The United States has sided with the Rwandan government, citing concerns that a Rwandan pullout would cripple the already hobbled peacekeeping mission.

The Bush administration maintains that the peacekeepers provide the best hope of protecting Darfur's civilians from a government-backed counterinsurgency that has led to the deaths of more than 300,000 civilians and driven nearly three million more from their homes.

The United Nations-African Union Mission in Darfur is plagued by a shortage of troops, trucks and vital attack and transport helicopters.

Fewer than 10,000 of the 26,000 peacekeepers the mission requires have deployed in the country. Seven UN peacekeepers, including five Rwandans, were killed in a July 8th ambush in Darfur.

The case against Gen Karenzi dates back to the country's troubled past. In 1994, Rwandan Hutu extremists linked to the former government killed more than 800,000 ethnic Tutsis and moderate Hutus in one of Africa's bloodiest genocides.

Current Rwandan president Paul Kagame's Tutsi-dominated rebel army, the Rwandan Patriotic Front (RPF), drove the former government from power. The Rwandan leadership considers Gen Karenzi, a top commander in the rebel campaign, a war hero who helped end the genocide.

But the general's record has come under scrutiny since his appointment last year as the second-ranking UN peacekeeper in Darfur.

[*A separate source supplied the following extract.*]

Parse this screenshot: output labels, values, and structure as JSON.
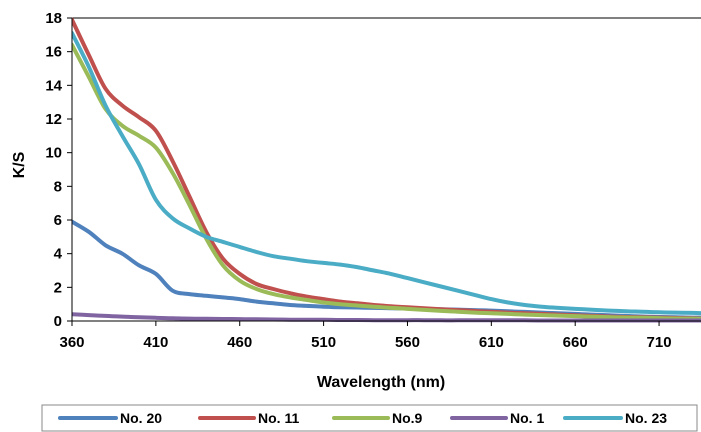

Kenneth Roth, executive director of Human Rights Watch, claims that Rwandan forces under Gen Karenzi's command and their Ugandan rivals showed a "blatant disregard for the lives of civilians" during a June 2000 battle in the Congolese town of Kisangani in a separate conflict.

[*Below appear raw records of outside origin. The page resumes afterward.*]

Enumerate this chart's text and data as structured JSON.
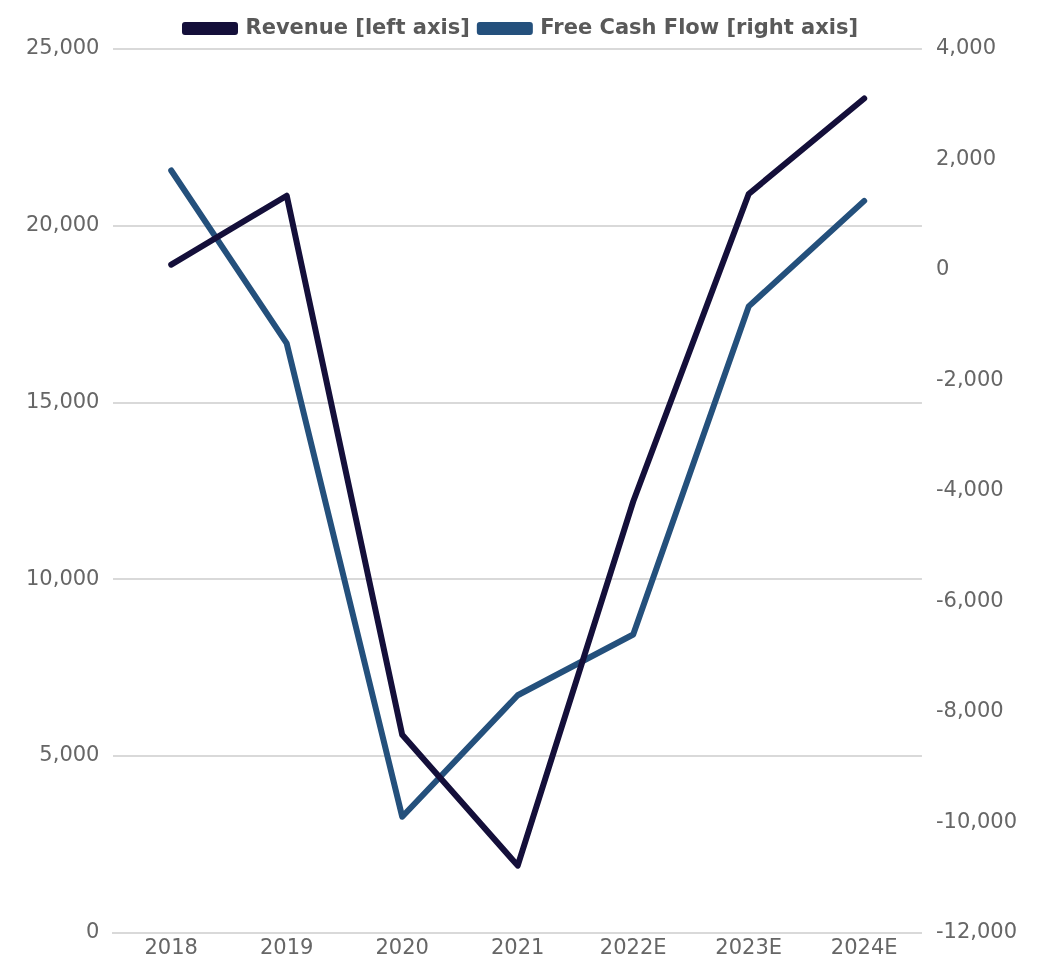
{
  "chart_data": {
    "type": "line",
    "categories": [
      "2018",
      "2019",
      "2020",
      "2021",
      "2022E",
      "2023E",
      "2024E"
    ],
    "series": [
      {
        "name": "Revenue [left axis]",
        "color": "#140f3a",
        "values": [
          18900,
          20850,
          5600,
          1900,
          12200,
          20900,
          23600
        ]
      },
      {
        "name": "Free Cash Flow [right axis]",
        "color": "#24507c",
        "axis": "y2",
        "values": [
          1800,
          -1330,
          -9900,
          -7700,
          -6600,
          -660,
          1250
        ]
      }
    ],
    "ylim": [
      0,
      25000
    ],
    "yticks": [
      {
        "value": 0,
        "label": "0"
      },
      {
        "value": 5000,
        "label": "5,000"
      },
      {
        "value": 10000,
        "label": "10,000"
      },
      {
        "value": 15000,
        "label": "15,000"
      },
      {
        "value": 20000,
        "label": "20,000"
      },
      {
        "value": 25000,
        "label": "25,000"
      }
    ],
    "y2lim": [
      -12000,
      4000
    ],
    "y2ticks": [
      {
        "value": -12000,
        "label": "-12,000"
      },
      {
        "value": -10000,
        "label": "-10,000"
      },
      {
        "value": -8000,
        "label": "-8,000"
      },
      {
        "value": -6000,
        "label": "-6,000"
      },
      {
        "value": -4000,
        "label": "-4,000"
      },
      {
        "value": -2000,
        "label": "-2,000"
      },
      {
        "value": 0,
        "label": "0"
      },
      {
        "value": 2000,
        "label": "2,000"
      },
      {
        "value": 4000,
        "label": "4,000"
      }
    ],
    "grid": "y",
    "legend": "top",
    "marker": "none",
    "line_style": "solid"
  }
}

At the time, UN peacekeeping officials said they looked into the charges but could not establish whether Gen Karenzi was responsible for war crimes. But the UN began pressing for his departure after a Spanish magistrate, Fernando Andreu Merelles, issued an indictment in February against Gen Karenzi and 39 other Rwandan officials for reprisal killings of ethnic Hutus and several Spanish nationals. - (Washington Post service)

Reuters adds: Sudan has invited international experts to inspect its legal system to see whether it is capable of holding trials for war crimes committed in Darfur, its justice minister, Abdel Basit Sabderat, said yesterday.

Sudan has launched a diplomatic campaign to counter the International Criminal Court's bid to get an arrest warrant for President Omar Hassan al-Bashir for genocide, war crimes and crimes against humanity in Darfur.